Role- and Configuration-Based Control

Experience Index sensor settings can also be managed through Roles and Configurations: If a sensor is disabled here, it will not impact the Experience Index score for a system.

For details, see Experience Index in Roles.

Understanding Days with No Data

In the Experience Index visualizations, days with no active user time are distinguishable from days with no impact. If you see a gap or a zero-impact day, check whether the system had active minutes during that period. Desktop calculations require active user time; servers are evaluated regardless.

Troubleshooting and FAQs

Why don't instance counts match current Experience Index impact?
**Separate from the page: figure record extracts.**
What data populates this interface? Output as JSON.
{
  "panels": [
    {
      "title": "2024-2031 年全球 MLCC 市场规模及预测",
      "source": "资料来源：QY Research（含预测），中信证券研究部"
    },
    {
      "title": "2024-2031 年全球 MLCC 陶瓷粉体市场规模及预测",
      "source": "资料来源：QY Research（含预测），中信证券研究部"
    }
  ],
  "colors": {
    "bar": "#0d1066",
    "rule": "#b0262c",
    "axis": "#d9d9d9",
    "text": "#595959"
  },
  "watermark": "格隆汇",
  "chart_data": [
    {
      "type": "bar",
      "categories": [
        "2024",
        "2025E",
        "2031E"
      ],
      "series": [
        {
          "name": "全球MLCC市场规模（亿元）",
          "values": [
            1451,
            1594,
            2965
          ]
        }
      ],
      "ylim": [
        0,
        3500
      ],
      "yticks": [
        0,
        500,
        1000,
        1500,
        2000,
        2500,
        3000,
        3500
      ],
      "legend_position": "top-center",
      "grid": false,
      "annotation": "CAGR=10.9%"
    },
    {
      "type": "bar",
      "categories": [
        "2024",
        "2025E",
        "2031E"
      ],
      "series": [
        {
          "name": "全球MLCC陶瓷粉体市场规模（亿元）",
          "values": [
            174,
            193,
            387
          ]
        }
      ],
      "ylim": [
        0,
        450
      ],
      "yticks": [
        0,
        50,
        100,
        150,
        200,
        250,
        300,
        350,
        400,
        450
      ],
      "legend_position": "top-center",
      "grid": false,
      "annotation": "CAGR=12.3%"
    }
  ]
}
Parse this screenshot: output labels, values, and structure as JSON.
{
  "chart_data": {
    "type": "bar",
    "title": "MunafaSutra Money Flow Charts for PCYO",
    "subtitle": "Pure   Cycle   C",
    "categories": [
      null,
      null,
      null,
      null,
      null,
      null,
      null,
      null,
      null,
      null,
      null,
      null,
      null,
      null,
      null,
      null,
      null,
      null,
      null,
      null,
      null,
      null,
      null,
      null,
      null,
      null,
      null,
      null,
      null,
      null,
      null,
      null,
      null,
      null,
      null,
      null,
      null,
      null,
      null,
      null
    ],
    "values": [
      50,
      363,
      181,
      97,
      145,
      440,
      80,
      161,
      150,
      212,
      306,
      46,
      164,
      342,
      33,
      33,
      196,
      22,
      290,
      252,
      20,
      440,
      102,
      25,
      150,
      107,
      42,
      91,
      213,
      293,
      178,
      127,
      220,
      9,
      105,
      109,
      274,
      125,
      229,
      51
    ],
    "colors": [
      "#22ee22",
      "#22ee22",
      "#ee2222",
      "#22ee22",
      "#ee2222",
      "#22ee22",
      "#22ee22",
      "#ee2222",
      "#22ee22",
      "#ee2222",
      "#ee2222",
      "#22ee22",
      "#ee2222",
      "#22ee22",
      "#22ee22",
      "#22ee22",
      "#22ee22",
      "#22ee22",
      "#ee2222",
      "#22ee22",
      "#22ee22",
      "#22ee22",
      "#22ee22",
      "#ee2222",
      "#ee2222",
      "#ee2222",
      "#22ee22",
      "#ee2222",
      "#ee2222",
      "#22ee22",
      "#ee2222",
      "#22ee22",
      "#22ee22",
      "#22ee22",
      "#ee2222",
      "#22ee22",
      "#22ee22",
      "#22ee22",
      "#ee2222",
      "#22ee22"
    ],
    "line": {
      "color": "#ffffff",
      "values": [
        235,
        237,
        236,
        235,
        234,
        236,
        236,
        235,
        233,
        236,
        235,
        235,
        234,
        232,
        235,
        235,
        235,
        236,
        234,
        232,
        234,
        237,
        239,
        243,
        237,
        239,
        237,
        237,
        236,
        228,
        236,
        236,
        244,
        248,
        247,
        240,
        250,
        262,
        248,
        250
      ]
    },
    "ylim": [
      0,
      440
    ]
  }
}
Instance data is supplemental and may include systems not currently contributing to impact. Prioritize using impact percentages and minutes, then use instance counts to estimate scope.

What happens if multiple sensors fire in the same bucket?

Impact is normalized by cost modeling. A 10-minute bucket cannot exceed its maximum impact; overlapping sensors are constrained to the bucket window.

Can I turn off a sensor completely?

You can hide sensors globally or disable their Experience Index contribution. Disabling for impact does not stop the sensor from collecting or appearing in investigative workflows. Hiding removes it from UI surfaces.

How should I interpret a drop when there is no active user time?

Desktop calculations apply impact only to active time. Check whether the day had active minutes. Servers are treated differently (impact is counted regardless of user activity).

What is the difference between the Experience Index and the legacy Health Score?

The legacy Health Score used 13 hardcoded, resource-driven KPIs. The Experience Index uses 7 dynamic categories driven by curated sensors that focus on real user-experience impact. Customers can configure which sensors contribute and adjust impact severity.